In this study, 22.8% of patients expressed their subjective need for further psychological support. Fischbeck described three-quarters of patients suffering from glioblastoma have a psychosocial treatment demand [12]. Renonvanz reported distress to be the most consistent factor associated with the need for further support in brain tumor patients [32]. In her study, the most abundant unmet needs belonged to the psychological domain. Future uncertainty stood out to be the most frequently reported unmet need in high-grade glioma [32]. Other studies reported higher distress to be associated with higher need for support [15]. Here, two significant factors, cognitive and emotional function, could be correlated to higher distress (Fig. 1) and to a demand for psychosocial support. Cognitive and emotional function deficits are not frequently reported in LGG but can be burdensome and have been shown to be the most striking factor to compromise quality of life [39].

Limitations

Even though this is a prospective study, our patient cohort is quite heterogeneous regarding age, screening time point, and further neurooncological therapy schemes. Patients were screened at different times in the course of their disease independently from their therapy. The impact of radio- or chemotherapy could not be considered because of the patient numbers. In our opinion, this heterogeneity is the most striking limitation but also marks a decisive strength of this data which in the end represents a realistic LGG patient cohort, treated by a neurooncological center.

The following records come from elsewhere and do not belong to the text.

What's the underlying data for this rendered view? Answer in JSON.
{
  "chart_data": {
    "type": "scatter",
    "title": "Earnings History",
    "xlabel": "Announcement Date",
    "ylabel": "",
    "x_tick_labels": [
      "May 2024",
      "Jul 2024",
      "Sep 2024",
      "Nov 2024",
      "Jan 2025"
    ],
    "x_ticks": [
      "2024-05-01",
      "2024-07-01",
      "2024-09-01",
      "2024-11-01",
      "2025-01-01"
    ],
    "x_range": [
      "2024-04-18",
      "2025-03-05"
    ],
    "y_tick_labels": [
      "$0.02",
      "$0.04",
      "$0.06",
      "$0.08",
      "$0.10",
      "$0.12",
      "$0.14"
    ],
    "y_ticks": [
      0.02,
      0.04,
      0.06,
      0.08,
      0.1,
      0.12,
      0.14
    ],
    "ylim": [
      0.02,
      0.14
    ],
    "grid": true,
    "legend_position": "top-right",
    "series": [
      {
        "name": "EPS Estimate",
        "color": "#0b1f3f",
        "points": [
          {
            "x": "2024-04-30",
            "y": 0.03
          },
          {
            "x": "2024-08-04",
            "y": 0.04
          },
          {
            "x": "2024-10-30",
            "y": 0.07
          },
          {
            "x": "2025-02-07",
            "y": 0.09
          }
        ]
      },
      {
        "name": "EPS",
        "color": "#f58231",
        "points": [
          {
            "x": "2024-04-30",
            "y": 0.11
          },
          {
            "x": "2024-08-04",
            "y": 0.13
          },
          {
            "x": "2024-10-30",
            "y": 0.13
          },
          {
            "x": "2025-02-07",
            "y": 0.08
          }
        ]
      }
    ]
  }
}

Another limitation is the WHO classification used in this study. Molecular biomarkers were not available in our patient sample and study; as the data was collected before the WHO classification 2016 was published, we used the WHO classification from 2007. However, we intended to represent all grade II glioma patients regardless of their individual histopathological diagnosis (and molecular markers) to call general attention to the psychosocial distress of all these patients, which, regarding the results of our study, seems to affect not only those with histopathologically known diagnosis but also those without. This leads to the assumption that biological markers might play a secondary role when it comes to psychosocial distress.

Clinical implications

Our data underline that a multimodal therapy concept that includes psychosocial supportive care is necessary for all glioma patients including LGG patients and regular psychological assessment is indispensable. The presence of psychosocial distress, as well as the demand for psychooncological treatment, is present throughout the whole course of the disease and does not seem to be decreased during the time.

Conclusion

In conclusion, our data emphasize the importance of psychosocial assessment in clinical daily routine to offer these patients psychooncological support, address anxiety and depression, and improve HRQoL. However, it does not seem to make a difference if the patient is treated surgically or with a watchful-waiting policy. Hereby, special attention should be directed to those with a history of psychological diseases and psychotropic medication. Chosen EORTC-QLQ-C30-BN20 items are suitable to reflect increased distress if specific assessment tools are missing. They can therefore be used to specifically address those patients with conspicuous screening results to detect the need for further psychosocial support.